Hello Steve and thank you for the article.

It's funny, we all have to do that dance that has us two-stepping between prevalent social jargon and boardroom metrics (social media is a silver bullet / # of Fans/Followers) and the direction we'd like to lead them (social marketing takes time / we are all publishers / authenticity of the online connection). So, NO, size doesn't matter. But yet it kinda does. If they're comfortable with #s as evidence of some measure of success, then that's where we have to start. From there, we can show them the ways digital connections help us get found, connect us (eventually) to subject expertise, and ultimately help us better spread the stories we are teliing. If the fans are true, then really, the more the merrier! 

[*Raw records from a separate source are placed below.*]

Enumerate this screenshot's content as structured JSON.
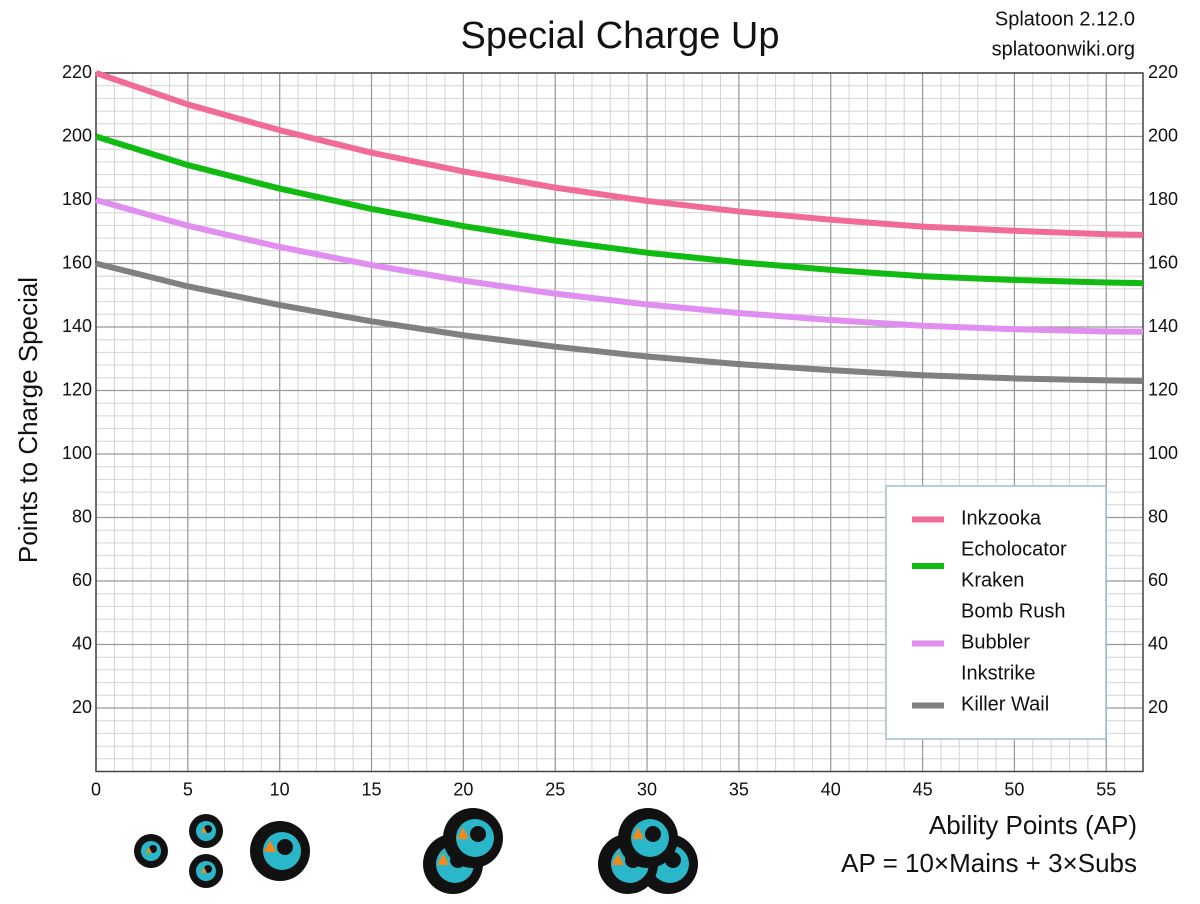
{
  "chart_data": {
    "type": "line",
    "title": "Special Charge Up",
    "annotations": [
      "Splatoon 2.12.0",
      "splatoonwiki.org",
      "AP = 10×Mains + 3×Subs"
    ],
    "xlabel": "Ability Points (AP)",
    "ylabel": "Points to Charge Special",
    "x": [
      0,
      5,
      10,
      15,
      20,
      25,
      30,
      35,
      40,
      45,
      50,
      55,
      57
    ],
    "series": [
      {
        "name": "Inkzooka",
        "color": "#f06b9a",
        "values": [
          220,
          210.1,
          202,
          194.9,
          189,
          183.9,
          179.7,
          176.4,
          173.8,
          171.6,
          170.3,
          169.2,
          169
        ]
      },
      {
        "name": "Echolocator\nKraken",
        "color": "#11bb11",
        "values": [
          200,
          191,
          183.6,
          177.2,
          171.8,
          167.2,
          163.4,
          160.4,
          158,
          156,
          154.8,
          154,
          153.8
        ]
      },
      {
        "name": "Bomb Rush\nBubbler\nInkstrike",
        "color": "#e08ef0",
        "values": [
          180,
          171.9,
          165.2,
          159.5,
          154.6,
          150.5,
          147.1,
          144.4,
          142.2,
          140.4,
          139.3,
          138.6,
          138.5
        ]
      },
      {
        "name": "Killer Wail",
        "color": "#808080",
        "values": [
          160,
          152.8,
          146.9,
          141.8,
          137.4,
          133.8,
          130.7,
          128.3,
          126.4,
          124.8,
          123.8,
          123.2,
          123
        ]
      }
    ],
    "xlim": [
      0,
      57
    ],
    "ylim": [
      0,
      220
    ],
    "xticks": [
      0,
      5,
      10,
      15,
      20,
      25,
      30,
      35,
      40,
      45,
      50,
      55
    ],
    "yticks": [
      20,
      40,
      60,
      80,
      100,
      120,
      140,
      160,
      180,
      200,
      220
    ],
    "x_minor_step": 1,
    "y_minor_step": 4,
    "grid": true,
    "legend": "lower right"
  }
}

Real numbers help. If for example, you want to offer up a bit of enticing content, like an exclusive video, and you fangate that content, it helps that you already have followers that can help promote the campaign from the inside. 

Thanks again,

Scott

socialnerdia
Posted on February 3rd 2012 at 10:20AM

I agree that numbers should not be our priority and that anyone who focuses solely on numbers is totally missing the mark. That being said though, part of the opportunity in social media is enhanced communications and that means more reach and frequency in a more cost-effective manner. Being able to reach millions through social media  is pretty amazing, but as you said, it is meaningless unless there's substance. We need to see the value in each conversation, each customer, each opportunity to enhance experiences. And we also need to make sure that what we're doing is creating new opportunities and growth because otherwise there might not be as much substance as we think there is. This is why earned + paid + owned is so important. Gotta start with "earned."

Another very important piece is realizing that you can't just throw money at something and not measure its value. Fortunately and unfortunately, the size of social communities is the easiest way to keep track. And let's be honest, if you are doing a good job... people will follow/like you.

Size definitely matters but it's only a way to measure and to get to real goals like awareness, conversations, and relationships. 

Dianne Bayley
Posted on February 6th 2012 at 7:58AM

A business associate recently paid a LARGE sum of money for "10 000 likes". In managing his Facebook page, one sees that the "likes" are the wrong demographic altogether for his service, so every time a new post is made on Facebook, "likes" drop off. The associate (having listened to the "bigger is better" spin doctors) now believes that "social media doesn't work". Any helpful hints (besides sending him this article and comments) to get him back on track? Great article - thank you.